Bet it’s even flashier without dog vision. Does she know Caroline’s already running around in her underwear, and the golden girl has better undies?
The anger faded from her face, and Aideen scanned the area. She moved past the three piles of twitching, smoking corpses without paying them any particular attention, and sank to her knees by a shape near a police car. Rising with a gun in her hand, she went and searched the police car. She spoke into something, and then pulled on a police jacket. Aideen leaned out of the vehicle and cupped her hands around her mouth. She shouted and took a ready pose by the car, holding a handgun. Someone by the cars was moaning, crying, or both.
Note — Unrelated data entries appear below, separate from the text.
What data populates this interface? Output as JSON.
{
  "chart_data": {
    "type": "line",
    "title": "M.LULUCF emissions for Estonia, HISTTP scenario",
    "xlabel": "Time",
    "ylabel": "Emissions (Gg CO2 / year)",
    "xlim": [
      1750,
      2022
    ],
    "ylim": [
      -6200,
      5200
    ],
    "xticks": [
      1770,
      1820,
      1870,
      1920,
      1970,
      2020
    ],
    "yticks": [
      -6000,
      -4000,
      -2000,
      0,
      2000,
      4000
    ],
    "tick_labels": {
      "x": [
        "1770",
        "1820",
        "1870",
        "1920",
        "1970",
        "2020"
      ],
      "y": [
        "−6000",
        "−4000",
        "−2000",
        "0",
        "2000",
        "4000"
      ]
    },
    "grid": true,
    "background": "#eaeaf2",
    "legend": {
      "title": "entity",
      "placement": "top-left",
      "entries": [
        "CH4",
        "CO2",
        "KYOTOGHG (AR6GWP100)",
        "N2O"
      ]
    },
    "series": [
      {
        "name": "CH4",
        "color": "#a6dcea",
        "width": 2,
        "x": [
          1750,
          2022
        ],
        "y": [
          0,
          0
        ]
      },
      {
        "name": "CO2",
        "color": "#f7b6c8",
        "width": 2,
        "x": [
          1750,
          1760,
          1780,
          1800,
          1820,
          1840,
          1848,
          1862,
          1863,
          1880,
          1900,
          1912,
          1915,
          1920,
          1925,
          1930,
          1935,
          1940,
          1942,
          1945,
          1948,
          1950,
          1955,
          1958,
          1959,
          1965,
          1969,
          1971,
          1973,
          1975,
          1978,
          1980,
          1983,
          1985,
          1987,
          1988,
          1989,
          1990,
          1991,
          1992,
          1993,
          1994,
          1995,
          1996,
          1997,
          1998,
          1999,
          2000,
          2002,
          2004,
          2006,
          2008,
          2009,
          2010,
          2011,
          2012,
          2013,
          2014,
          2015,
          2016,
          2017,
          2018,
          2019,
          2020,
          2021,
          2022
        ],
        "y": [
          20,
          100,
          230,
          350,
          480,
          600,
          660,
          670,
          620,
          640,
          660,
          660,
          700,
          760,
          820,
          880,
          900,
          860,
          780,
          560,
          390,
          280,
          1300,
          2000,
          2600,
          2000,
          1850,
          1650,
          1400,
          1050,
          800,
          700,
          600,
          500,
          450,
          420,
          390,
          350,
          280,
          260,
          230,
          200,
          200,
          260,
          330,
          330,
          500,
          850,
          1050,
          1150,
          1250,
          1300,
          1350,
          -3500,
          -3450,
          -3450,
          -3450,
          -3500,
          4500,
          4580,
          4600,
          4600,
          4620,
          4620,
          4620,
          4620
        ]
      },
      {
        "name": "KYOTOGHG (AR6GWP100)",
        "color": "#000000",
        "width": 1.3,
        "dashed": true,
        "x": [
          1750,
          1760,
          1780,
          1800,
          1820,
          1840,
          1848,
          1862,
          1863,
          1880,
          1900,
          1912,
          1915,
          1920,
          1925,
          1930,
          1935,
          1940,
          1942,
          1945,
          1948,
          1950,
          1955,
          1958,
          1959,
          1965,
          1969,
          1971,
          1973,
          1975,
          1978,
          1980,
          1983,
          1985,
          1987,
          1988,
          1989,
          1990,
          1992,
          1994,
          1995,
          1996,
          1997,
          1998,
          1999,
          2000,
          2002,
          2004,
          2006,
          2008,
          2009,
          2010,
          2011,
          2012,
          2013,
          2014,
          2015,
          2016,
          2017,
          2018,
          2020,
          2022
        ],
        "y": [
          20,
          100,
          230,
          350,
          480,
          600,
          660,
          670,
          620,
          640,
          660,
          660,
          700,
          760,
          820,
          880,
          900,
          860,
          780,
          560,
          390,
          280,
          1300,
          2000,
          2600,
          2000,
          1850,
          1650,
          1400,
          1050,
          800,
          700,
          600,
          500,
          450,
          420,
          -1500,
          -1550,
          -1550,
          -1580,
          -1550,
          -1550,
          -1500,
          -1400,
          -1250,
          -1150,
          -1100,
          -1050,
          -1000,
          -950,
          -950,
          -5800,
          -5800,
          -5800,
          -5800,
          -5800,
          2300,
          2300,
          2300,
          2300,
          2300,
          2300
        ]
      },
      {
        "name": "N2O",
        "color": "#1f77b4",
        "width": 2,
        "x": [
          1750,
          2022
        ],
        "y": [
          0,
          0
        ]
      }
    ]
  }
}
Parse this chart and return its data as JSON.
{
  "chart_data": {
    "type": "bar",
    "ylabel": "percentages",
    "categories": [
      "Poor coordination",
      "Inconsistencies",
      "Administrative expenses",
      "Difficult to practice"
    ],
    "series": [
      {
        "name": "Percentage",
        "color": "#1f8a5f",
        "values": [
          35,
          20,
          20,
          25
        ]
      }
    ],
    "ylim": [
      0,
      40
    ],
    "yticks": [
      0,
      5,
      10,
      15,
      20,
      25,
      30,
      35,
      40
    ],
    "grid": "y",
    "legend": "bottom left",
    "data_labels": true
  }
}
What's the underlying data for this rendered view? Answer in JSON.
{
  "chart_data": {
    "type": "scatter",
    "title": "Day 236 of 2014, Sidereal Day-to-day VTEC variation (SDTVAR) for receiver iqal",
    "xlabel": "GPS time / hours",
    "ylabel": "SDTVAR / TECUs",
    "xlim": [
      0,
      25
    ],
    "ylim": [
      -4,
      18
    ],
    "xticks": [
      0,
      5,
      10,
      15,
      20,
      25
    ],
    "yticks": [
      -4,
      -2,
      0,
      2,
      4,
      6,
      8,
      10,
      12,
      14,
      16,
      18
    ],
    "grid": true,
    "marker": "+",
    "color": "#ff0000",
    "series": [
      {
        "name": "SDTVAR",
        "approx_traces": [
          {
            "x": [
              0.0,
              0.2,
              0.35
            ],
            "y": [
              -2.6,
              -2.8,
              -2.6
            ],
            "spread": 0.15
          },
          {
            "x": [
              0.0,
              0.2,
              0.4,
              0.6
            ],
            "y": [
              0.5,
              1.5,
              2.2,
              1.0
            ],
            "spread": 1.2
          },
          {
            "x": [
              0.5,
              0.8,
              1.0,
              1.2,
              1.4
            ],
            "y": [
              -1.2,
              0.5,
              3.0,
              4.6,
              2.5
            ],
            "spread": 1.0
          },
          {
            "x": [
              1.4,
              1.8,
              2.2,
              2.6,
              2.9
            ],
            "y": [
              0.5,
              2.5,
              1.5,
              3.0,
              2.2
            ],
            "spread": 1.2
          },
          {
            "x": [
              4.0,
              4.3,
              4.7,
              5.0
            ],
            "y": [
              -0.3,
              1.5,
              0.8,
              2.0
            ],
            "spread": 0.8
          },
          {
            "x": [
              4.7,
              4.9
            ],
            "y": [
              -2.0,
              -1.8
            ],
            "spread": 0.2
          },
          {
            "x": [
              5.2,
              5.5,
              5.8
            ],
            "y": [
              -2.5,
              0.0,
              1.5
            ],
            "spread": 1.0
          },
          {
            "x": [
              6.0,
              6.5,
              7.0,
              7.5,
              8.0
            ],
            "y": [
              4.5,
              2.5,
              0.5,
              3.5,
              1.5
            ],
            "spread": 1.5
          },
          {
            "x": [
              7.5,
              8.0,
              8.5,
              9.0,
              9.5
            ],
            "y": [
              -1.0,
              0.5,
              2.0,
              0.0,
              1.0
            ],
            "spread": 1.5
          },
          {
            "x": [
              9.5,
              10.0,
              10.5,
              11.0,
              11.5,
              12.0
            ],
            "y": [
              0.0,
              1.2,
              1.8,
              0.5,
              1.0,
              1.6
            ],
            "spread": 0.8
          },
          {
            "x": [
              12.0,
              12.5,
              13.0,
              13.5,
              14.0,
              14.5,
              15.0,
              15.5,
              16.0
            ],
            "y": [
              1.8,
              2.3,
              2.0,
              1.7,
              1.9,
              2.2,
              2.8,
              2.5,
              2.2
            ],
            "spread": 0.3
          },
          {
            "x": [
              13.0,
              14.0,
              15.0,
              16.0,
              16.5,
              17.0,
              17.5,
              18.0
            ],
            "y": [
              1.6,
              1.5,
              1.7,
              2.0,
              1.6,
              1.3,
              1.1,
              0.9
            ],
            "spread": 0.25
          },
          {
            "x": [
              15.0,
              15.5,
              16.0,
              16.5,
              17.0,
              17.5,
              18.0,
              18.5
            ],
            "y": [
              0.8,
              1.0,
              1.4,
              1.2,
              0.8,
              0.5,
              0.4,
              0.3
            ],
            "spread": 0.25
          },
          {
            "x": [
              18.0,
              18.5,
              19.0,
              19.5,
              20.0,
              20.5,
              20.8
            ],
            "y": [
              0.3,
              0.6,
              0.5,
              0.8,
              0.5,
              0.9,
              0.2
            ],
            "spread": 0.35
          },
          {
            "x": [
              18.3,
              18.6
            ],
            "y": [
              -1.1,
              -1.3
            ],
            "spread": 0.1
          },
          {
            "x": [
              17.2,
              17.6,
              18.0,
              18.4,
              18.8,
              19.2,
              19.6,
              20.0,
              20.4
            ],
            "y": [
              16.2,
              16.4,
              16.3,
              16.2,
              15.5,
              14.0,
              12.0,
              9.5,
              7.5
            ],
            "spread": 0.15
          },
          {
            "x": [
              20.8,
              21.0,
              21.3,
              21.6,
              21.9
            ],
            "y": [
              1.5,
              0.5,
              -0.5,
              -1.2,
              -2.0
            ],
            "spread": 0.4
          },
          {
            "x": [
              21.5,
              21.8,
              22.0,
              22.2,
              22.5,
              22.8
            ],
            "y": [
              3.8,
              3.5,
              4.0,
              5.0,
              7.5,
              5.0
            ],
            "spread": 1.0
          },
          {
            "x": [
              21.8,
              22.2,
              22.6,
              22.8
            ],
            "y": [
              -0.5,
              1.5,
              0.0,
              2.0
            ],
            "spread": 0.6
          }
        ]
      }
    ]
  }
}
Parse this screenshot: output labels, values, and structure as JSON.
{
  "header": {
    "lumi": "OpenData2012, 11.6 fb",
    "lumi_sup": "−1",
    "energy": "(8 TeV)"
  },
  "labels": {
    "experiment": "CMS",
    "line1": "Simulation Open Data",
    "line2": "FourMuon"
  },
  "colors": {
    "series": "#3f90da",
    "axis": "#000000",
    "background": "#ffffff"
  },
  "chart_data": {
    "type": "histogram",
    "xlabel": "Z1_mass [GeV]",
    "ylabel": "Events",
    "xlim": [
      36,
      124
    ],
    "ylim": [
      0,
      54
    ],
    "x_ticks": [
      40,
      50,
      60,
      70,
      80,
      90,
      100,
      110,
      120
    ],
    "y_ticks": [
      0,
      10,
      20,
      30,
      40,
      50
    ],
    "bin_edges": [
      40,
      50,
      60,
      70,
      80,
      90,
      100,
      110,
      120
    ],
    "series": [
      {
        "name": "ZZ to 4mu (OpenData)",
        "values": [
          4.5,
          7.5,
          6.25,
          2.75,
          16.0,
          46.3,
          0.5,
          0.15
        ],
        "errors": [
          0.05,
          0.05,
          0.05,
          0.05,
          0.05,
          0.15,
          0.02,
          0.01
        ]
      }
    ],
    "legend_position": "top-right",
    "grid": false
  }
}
A loud wheeze caught her attention; once she realized it was not her, a large shape on the ground resolved into a person, half under the remains of the metal door. She shambled over as fast she could. Horror made her mind stutter to a stop. Although the heated metal made her vision darken with pain, she shouldered it off the person underneath. Jerome was face down on the pavement underneath, arms and legs spread wide. Raw, oozing spots that alternated with smoother black and white charred areas covered his back, with his jumpsuit singed, missing, or melted onto him. Bone shone in intermittent bursts along the length of his spine, and his body below the neck seemed to be either oozing or fried. He gasped for air again, loud enough for even her damaged ears to recognize it. His head was unmarked, healthy hair and skin in contrast to the ruin of his back. Zita stared at him, biting back nausea. The invaders were gone. She had to get help for him.